Pengukuran dapat didefinisikan sebagai proses penetapan angka
terhadap individu atau karasteristiknya menurut aturan tertentu( ebel &
frisbie, 1986:14) dari berbagia pendapat tentang pengukuran ini dapat
disimpulkan bahwa esensi pengukuran adalah kuantifikasi atau penetapan angka
tentang karasteristik atau keadaan individu menurut aturan – aturan
tertentu.keadaan individu ini bisa berupakemampuan kognitif, afektif dan
psikomotor.
Penilaian ( assessment) memiliki makna yang
berbeda dengan evaluasi the taks on assasment and testing ( TGAT)
Mendiskipsikan assessment sebagai semua cara yang digunakan untuk menilai unjuk
kerja atau kelompok.
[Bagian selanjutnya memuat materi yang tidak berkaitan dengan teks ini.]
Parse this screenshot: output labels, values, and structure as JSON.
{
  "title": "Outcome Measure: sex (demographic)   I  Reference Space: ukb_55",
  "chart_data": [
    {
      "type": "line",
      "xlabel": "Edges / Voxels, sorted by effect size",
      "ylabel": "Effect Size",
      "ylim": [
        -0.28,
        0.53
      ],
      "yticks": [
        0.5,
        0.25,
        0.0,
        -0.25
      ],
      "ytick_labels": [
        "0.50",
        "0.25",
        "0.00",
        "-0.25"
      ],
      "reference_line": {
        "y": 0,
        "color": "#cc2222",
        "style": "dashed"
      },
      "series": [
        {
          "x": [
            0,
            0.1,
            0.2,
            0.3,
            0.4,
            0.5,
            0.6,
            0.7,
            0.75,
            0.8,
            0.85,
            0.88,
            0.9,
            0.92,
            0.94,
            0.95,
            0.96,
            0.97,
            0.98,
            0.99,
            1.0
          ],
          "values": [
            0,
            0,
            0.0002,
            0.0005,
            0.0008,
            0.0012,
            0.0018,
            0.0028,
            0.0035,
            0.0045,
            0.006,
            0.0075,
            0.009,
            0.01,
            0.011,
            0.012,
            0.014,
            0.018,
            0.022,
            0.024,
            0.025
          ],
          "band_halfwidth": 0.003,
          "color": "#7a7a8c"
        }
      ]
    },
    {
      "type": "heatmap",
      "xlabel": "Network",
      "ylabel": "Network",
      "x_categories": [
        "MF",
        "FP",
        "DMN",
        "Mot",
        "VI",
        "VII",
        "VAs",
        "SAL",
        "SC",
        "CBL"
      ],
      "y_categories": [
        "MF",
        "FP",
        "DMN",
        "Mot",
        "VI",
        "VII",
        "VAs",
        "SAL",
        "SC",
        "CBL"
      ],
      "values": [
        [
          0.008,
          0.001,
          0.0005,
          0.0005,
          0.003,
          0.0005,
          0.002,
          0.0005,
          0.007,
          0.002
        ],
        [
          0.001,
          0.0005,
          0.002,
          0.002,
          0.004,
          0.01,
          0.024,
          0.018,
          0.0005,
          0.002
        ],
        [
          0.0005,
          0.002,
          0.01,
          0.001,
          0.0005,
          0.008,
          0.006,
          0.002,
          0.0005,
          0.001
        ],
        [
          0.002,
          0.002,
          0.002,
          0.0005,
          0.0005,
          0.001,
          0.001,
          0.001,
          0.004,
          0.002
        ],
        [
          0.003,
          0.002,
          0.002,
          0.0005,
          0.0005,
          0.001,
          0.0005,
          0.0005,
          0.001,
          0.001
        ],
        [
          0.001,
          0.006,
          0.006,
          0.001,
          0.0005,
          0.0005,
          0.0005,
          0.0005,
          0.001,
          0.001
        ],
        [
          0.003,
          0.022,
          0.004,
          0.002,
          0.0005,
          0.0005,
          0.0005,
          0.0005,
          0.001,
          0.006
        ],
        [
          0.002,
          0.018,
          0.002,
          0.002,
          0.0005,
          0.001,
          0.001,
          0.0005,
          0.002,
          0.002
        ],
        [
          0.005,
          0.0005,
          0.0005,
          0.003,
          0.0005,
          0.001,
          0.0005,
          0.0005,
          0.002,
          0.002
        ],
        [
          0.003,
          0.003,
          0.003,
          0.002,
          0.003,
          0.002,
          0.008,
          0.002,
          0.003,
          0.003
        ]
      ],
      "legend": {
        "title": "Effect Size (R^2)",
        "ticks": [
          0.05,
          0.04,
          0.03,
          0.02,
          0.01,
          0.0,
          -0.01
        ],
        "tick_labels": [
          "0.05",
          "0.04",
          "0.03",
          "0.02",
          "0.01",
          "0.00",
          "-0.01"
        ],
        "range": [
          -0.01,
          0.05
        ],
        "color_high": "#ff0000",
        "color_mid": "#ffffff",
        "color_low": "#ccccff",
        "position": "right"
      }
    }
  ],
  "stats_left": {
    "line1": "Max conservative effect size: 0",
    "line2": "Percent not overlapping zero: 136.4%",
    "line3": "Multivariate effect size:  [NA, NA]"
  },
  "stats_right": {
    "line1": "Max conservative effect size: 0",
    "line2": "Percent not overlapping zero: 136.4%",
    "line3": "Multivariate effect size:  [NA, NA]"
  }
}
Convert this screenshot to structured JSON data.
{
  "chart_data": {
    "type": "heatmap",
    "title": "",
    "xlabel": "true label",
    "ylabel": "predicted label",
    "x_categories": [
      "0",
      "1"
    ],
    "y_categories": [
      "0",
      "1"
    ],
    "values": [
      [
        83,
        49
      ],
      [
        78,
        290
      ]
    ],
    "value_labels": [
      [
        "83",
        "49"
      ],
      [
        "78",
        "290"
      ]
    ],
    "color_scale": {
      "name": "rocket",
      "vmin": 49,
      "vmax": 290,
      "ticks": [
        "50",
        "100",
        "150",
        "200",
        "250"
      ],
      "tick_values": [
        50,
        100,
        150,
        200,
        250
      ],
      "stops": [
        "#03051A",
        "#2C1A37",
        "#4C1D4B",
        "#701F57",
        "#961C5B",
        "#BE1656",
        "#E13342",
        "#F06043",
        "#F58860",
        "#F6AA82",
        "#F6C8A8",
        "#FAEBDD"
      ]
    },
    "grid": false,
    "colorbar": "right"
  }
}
Mendefenesikan assesent dalam konteks pendidikan sebagai
sebuah usaha secara formal untuk menentukan status siswa bewrkenaan dengan
berbagai kepentingan pendidikan.[3] Berdasarkan uraian diatas dapat disimpulkan bahwa assessment itu
dalah sebagai kegiatan menafsirkan data hasil pengukuran berdasarkan criteria
maupun aturan –aturan tertentu. Untuk maksud dan istilah evaluasi telah
dipaparkan pada awal pembahasan.
1. C. TUJUAN
EVALUASI
Dalam setiap kegiatan evaluasi, langkah
pertama yang harus diperhatikan adalah tujuan evaluasi. Penentuan tujuan
evaluasi sangat bergantung pada jenis evaluasi yang digunakan. Tujuan evaluasi
ada yang bersifat umum dan ada yang bersifat khusus. Jika tujuan evaluasi masih
bersifat umum, maka tujuan tersebut perlu diperinci menjadi tujuan khusus,
sehingga dapat menuntun guru dalam menyusul soal atau mengembangkan instrument
evaluasi lainnya.[4]
Tujuan evaluasi pembelajaran adalah untuk
mengetahui keefektifan dan efisiensi sistem pembelajaran, baik menyangkut
tentang tujuan, materi metode, media, sumber belajar, lingkungan maupun sistem
penilaian itu sendiri. Tujuan lain dari evaluasi adalah untuk menentukan
kualitas sesuatu, terutama yang berkenaan dengan nilai dan arti.[5] Tujuan
khusus evaluasi pembelajaran disesuaikan dengan jenis evaluasi pembelajaran itu
sendiri, seperti evaluasi perencanaan dan pengembangan, evaluasi monitoring,
evaluasi dampak, evaluasi efisiensi-ekonomis, dan evaluasi program
komprehensif.[6]
Dalam bimbingan, tujuan evaluasi adalah untuk
memperoleh informasi secara menyeluruh mengenai karakteristik peserta didik,
sehingga dapat diberikan bimbingan dengan sebaik-baiknya.[7]yang
mana informasi tersebut bersifat akurat dan objektif tentang suatu program.[8]
1. D. FUNGSI
EVALUASI
Menurut Scriven ( 1967) fungsi evaluasi dapat
dibedakan menjadi dua macam, yaitu fungsi formatif dan fungsi sumatif. Fungsi
formatif dilaksanakan apabila hasil yang diperoleh dari kegiatan evaluasi
diarahkan untuk memperbaiki bagian tertentu atau sebgaian besar bagian kurikulum
yang sedang dikembangkan. Sedangkan fungsi sumatif dihubungkan dengan
penyimpulan mengenai kebaikan dari sistem secara keseluruhan, dan fungsi ini
baru dapat dilaksanakan apabila pengembangan suatu kurikulum,telah dianggap
selesai.[9]
Fungsi evaluasi memang cukup luas bergantung
dari sudut mana kita melihatnya. Bila kita lihat secara menyeluruh,
fungsi evaluasi adala sebagai berikut:[10]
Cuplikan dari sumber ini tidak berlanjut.